Willst du immer weiter schweifen?
Sieh, das Gute liegt so nah,
Lerne nur das Glück ergreifen,
Denn das Glück ist immer da.

Und mein Festivalglück liegt dieses Jahr tatsächlich direkt an meinem Wohnort Hamburg.

Am kommenden Wochenende wird zum vierten Mal das Elbriot auf dem Gelände des Hamburger Großmarktes stattfinden. Bereits letztes Jahr wollte ich dabei sein, um unter anderem mit Blues Pills und Kvelertak die Musik zu feiern – doch die beschriebenen Wetterbedingungen hatten mich leider so ausgeknockt, dass ich mich erst zu spät kümmern konnte.

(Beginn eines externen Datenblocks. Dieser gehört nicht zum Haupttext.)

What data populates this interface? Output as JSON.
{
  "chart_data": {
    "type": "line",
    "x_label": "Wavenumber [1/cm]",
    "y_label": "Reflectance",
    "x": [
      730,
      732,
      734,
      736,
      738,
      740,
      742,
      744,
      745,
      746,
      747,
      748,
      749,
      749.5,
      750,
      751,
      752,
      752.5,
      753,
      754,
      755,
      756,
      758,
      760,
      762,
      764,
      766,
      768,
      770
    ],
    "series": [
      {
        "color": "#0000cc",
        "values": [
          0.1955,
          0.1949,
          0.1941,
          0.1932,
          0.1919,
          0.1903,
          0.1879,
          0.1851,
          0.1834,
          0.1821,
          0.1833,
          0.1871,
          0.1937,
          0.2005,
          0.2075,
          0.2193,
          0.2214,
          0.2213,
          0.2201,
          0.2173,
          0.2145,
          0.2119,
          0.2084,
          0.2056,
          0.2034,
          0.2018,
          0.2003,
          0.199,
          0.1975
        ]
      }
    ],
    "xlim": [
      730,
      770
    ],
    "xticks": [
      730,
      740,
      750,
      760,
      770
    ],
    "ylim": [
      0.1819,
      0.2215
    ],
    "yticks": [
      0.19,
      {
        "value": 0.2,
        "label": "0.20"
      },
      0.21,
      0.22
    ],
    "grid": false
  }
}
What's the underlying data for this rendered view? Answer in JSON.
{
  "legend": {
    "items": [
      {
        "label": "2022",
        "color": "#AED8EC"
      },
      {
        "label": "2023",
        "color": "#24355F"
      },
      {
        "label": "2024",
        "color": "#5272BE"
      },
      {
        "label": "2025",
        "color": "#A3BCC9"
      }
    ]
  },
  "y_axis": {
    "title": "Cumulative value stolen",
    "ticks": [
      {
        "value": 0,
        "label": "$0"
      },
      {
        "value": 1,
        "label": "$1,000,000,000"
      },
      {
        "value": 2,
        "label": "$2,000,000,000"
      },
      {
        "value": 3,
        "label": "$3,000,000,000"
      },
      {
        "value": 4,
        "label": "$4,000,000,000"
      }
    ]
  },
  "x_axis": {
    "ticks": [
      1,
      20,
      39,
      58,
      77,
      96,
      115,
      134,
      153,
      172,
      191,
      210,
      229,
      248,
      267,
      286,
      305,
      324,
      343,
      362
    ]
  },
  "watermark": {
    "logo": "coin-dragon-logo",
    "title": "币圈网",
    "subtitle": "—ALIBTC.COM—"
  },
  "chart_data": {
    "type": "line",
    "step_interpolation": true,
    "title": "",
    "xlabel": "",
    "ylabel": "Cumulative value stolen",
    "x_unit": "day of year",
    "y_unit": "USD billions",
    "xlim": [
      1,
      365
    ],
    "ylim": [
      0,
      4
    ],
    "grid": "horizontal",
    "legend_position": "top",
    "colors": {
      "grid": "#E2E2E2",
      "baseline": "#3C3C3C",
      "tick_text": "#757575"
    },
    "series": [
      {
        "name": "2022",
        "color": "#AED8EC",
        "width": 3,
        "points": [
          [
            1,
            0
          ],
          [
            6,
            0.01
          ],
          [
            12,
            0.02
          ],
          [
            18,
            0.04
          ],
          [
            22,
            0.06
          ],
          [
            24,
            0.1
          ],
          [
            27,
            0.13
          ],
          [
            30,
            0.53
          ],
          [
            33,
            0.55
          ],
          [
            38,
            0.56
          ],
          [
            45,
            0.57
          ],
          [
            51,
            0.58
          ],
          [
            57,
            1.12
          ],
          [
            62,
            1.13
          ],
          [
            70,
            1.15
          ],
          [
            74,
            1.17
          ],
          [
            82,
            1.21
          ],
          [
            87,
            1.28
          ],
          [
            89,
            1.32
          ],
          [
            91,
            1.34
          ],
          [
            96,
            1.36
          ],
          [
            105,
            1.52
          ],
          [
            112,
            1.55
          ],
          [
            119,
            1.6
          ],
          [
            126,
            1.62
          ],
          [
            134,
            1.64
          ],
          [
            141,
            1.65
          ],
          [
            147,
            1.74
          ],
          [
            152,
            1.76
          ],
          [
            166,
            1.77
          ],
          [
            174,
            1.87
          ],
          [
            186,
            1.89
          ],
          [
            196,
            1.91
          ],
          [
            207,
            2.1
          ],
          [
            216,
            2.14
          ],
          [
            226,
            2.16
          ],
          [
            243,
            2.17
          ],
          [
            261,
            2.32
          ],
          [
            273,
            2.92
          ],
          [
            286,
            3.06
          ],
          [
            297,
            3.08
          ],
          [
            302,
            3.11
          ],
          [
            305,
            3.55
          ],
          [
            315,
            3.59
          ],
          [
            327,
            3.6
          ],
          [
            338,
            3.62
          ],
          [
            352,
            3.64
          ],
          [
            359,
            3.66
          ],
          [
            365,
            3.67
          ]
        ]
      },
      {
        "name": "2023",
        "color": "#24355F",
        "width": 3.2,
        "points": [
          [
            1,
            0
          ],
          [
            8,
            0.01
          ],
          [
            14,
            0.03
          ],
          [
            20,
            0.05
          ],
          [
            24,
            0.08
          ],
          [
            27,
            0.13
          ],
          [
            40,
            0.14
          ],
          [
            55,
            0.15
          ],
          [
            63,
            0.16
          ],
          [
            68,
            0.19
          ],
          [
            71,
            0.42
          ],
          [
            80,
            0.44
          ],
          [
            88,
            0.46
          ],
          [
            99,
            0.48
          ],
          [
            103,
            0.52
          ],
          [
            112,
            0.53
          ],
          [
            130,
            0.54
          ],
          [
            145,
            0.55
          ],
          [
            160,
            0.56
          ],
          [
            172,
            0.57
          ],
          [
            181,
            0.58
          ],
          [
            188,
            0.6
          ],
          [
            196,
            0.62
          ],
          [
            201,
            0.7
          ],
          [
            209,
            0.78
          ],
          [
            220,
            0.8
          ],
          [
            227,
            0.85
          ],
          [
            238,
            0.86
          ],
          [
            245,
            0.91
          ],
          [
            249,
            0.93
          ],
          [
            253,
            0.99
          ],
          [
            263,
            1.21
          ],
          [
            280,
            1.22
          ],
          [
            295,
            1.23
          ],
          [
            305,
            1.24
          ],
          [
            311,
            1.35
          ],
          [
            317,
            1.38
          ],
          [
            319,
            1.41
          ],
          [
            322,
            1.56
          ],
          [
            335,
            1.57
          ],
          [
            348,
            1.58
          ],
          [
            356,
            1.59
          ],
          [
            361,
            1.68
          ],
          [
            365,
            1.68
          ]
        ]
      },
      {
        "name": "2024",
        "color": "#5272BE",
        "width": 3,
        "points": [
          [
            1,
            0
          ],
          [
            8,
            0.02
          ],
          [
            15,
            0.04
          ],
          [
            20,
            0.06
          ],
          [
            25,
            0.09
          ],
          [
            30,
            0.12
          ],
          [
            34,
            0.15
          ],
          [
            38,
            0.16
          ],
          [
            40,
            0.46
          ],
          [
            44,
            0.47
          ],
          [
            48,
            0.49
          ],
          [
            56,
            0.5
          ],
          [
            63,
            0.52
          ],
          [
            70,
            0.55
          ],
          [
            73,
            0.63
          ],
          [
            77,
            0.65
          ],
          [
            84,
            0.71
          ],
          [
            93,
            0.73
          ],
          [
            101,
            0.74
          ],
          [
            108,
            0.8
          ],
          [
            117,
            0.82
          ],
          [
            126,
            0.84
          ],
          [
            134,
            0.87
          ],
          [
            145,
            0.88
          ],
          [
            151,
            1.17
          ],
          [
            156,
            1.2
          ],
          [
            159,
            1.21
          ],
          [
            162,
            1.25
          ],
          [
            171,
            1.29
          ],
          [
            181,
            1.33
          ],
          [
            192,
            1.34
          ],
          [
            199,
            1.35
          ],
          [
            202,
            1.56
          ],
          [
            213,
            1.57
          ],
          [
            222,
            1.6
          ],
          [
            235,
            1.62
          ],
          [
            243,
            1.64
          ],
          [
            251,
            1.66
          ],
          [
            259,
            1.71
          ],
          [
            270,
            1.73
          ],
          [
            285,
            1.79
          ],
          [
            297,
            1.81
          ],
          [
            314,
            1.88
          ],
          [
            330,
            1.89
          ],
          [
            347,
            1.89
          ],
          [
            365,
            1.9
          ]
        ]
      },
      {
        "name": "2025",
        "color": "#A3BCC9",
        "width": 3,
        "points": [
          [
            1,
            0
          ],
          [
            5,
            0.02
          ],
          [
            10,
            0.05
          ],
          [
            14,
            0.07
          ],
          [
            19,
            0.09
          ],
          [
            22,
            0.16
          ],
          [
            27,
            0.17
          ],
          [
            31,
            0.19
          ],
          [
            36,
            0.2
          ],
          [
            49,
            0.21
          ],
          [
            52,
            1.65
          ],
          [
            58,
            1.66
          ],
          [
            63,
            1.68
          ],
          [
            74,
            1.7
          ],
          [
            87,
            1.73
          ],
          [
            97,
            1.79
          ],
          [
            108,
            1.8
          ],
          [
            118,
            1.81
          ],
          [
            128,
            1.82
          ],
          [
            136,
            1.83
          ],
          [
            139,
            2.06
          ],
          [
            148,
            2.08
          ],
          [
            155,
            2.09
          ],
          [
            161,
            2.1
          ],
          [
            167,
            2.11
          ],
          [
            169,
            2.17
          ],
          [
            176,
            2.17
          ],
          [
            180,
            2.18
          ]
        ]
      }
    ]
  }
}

Daher werde ich dem Hamburger Festival dieses Jahr meinen ersten Besuch abstatten. Ich glaube, dass wir uns sehr gut verstehen werden. Denn ich freue mich darauf, erstmals ein Festival mit ‚meiner‘ Musik in ‚meiner‘ Stadt zu erleben. Dass es nicht auf die Größe ankommt, zeigte mir 2014 schon das Metal Hammer Paradise am Weissenhäuser Strand, das als Nach-Sommer-Festival seinen ganz eigenen Charme hat und mir unter anderem wen präsentierte? Powerwolf! Die Jungs werden neben Slayer, Sabaton, Steel Panther und vielen anderen am Freitag und Samstag die Hansestadt rocken. Ich freue mich diebisch darauf, die Wölfe wiederzusehen. Und vielleicht laufen wir uns ja auch über den Weg.